There and Back Again

There and Back Again: The Roman Catholic Church in America's Next Decade


Hugh HewittBy Hugh Hewitt

Professor Francis Beckwith was the president of the Evangelical Theological Association in 2007 when the Baylor philosopher was compelled by reason and faith to return to the Roman Catholic Church of his youth. Beckwith's account of that journey is told in his memoir, Return to Rome: Confessions of an Evangelical Catholic.

Beckwith's story was certainly high profile, and so were many other conversions or returns to Catholicism in recent years. From within the Beltway alone there were the stories of Senator Sam Brownback, Judge Robert Bork, and journalists Laura Ingraham, Larry Kudlow, and Robert Novak. These and others are associated with Father C. John McCloskey, who, along with co-author Russell Shaw, has his own book on the subject of the Catholic Church in America: Good News, Bad News: Evangelization, Conversion and the Crisis of Faith.

National Catholic Reporter's long-time Vatican correspondent, John Allen, in his recently publishedThe Future Church: How Ten Trends Are Revolutionizing the Catholic Church, points to the rise of evangelical Catholicism. "The defining features of evangelical Catholicism are," Allen summarizes, "a clear embrace of traditional Catholic thought, speech, and practice, the usual word for which is ‘orthodoxy'; eagerness to proclaim one's Catholic identity to the world, emphasizing its implication for culture, society, and politics; faith seen as a matter of personal choice rather than cultural inheritance."

Note that each of these books makes some use of the word "evangelical." That is the word central to the remarkable renewal that is now reshaping American Catholicism, as the new century turns to its second decade. We are witnessing the opening of a great evangelical era in American Catholicism.

The brief history of American Catholicism is this: mission, persecution, immigration, community, political power, strength, Vatican II, confusion, decline, scandal, confession, penance, and renewal. A new cycle of mission, persecution, immigration, community, political power, and strength has begun. Provided the reformed American Church remains steadfast in its renewed commitment to "orthodoxy," all will not only be well, it will be a spectacularly vibrant and wonderful era for the Church in the new world.



Believers will confess that the renewal of the American Church was Christ's doing, assisted by the millions of prayers of those who remained faithful and on their knees through the difficult decades of the ‘70s, ‘80s, and ‘90s. The leadership crisis that first tolerated and then covered up the abuse scandals manifested itself in many ways, though most awfully in the scarred lives of the victims and the long-time disregard for their suffering. The aftershocks of that earthquake continue now and will continue for some time still. Yet the emerging leadership of the Church is exceptional, grace-filled, and purpose-driven.

That leadership is spread out across the United States, but some names are familiar. Cardinal Egan of New York is a robust force for the new orthodoxy. Denver Archbishop Charles Chaput is a leader not just of his local flock but of Catholic intellectuals and pro-life activists across the fifty states. Chaput's book, Render Unto Caesar: Serving Our Nation by Living Our Catholic Beliefs in Political Life, has had an enormous impact on Catholics connected in any way to American political life. Egan and Chaput have many strong allies among their brother bishops, and their numbers are growing.
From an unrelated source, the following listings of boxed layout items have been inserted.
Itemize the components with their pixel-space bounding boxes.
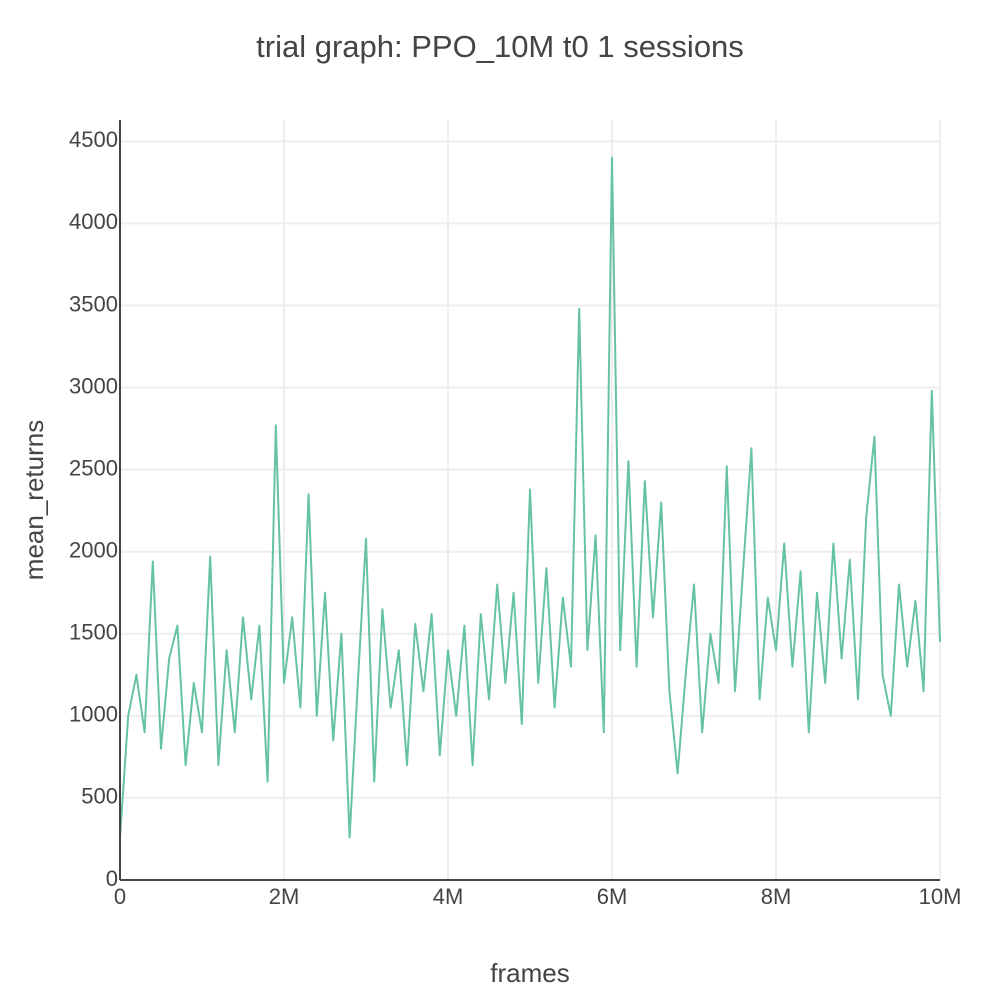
x-tick-label: 8M: [761, 884, 792, 909]
y-tick-label: 4500: [69, 127, 118, 152]
y-tick-label: 2000: [69, 538, 118, 563]
x-axis-label: frames: [490, 958, 569, 988]
y-tick-label: 1000: [69, 702, 118, 727]
y-axis-label: mean_returns: [19, 420, 49, 580]
x-tick-label: 0: [114, 884, 126, 909]
y-tick-label: 1500: [69, 620, 118, 645]
y-tick-label: 4000: [69, 209, 118, 234]
x-tick-label: 6M: [597, 884, 628, 909]
x-tick-label: 2M: [269, 884, 300, 909]
y-tick-label: 2500: [69, 455, 118, 480]
y-tick-label: 500: [81, 784, 118, 809]
x-tick-label: 4M: [433, 884, 464, 909]
chart-title: trial graph: PPO_10M t0 1 sessions: [256, 29, 744, 64]
y-tick-label: 3000: [69, 373, 118, 398]
x-tick-label: 10M: [919, 884, 962, 909]
y-tick-label: 0: [106, 866, 118, 891]
y-tick-label: 3500: [69, 291, 118, 316]
data-line: [119, 156, 941, 839]
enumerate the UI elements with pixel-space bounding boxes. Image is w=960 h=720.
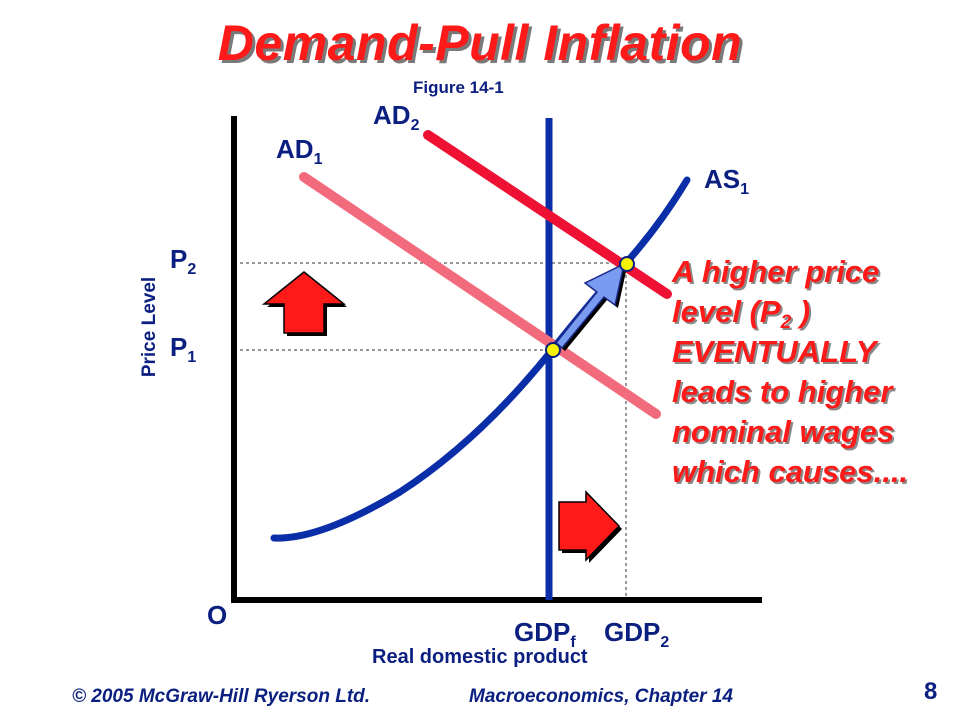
gdp2-label: GDP2 xyxy=(604,617,670,651)
explanation-text: A higher price level (P2 ) EVENTUALLY le… xyxy=(672,252,958,492)
explanation-line-3: EVENTUALLY xyxy=(672,334,877,369)
x-axis-title: Real domestic product xyxy=(372,646,588,668)
right-arrow-icon xyxy=(558,490,622,563)
explanation-line-5: nominal wages xyxy=(672,414,895,449)
y-axis-title: Price Level xyxy=(139,276,160,378)
slide-title: Demand-Pull Inflation xyxy=(217,15,743,71)
movement-arrow-group xyxy=(554,262,627,351)
explanation-line-4: leads to higher xyxy=(672,374,893,409)
p2-label: P2 xyxy=(170,244,197,278)
ad2-label: AD2 xyxy=(373,100,420,134)
page-number: 8 xyxy=(924,678,938,705)
p1-label: P1 xyxy=(170,332,197,366)
figure-label: Figure 14-1 xyxy=(413,78,504,97)
ad1-label: AD1 xyxy=(276,134,323,168)
explanation-line-2: level (P2 ) xyxy=(672,294,811,333)
as1-curve xyxy=(270,176,691,542)
origin-label: O xyxy=(207,600,228,630)
equilibrium-point-1 xyxy=(545,342,561,358)
as1-label: AS1 xyxy=(704,164,750,198)
up-arrow-icon xyxy=(261,271,347,336)
explanation-line-6: which causes.... xyxy=(672,454,909,489)
gdpf-label: GDPf xyxy=(514,617,576,651)
footer-course: Macroeconomics, Chapter 14 xyxy=(469,686,733,707)
ad1-curve xyxy=(299,172,661,419)
explanation-line-1: A higher price xyxy=(672,254,880,289)
equilibrium-point-2 xyxy=(619,256,635,272)
footer-copyright: © 2005 McGraw-Hill Ryerson Ltd. xyxy=(72,686,371,707)
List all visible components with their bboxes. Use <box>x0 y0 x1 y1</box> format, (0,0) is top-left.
Catholic public intellectuals like George Weigel and Kathleen Lopez, backed by scores of Catholic bloggers, the reviving lay leadership, and the burgeoning memberships of organizations like Knights of Columbus and Legatus are recreating a Catholic culture that once again will nurture young Catholics as they set out to serve God and country. The ranks of orthodox Catholicism cheered the announcement that San Antonio Archbishop Jose Gomez will replace the retiring Cardinal Roger Mahoney in the diocese of Los Angeles as yet another sign of the great returning to orthodoxy, and seminaries like Chaput's in Denver are training a new generation of old school priests: devout, holy, and full of energy for the Gospel and the Church.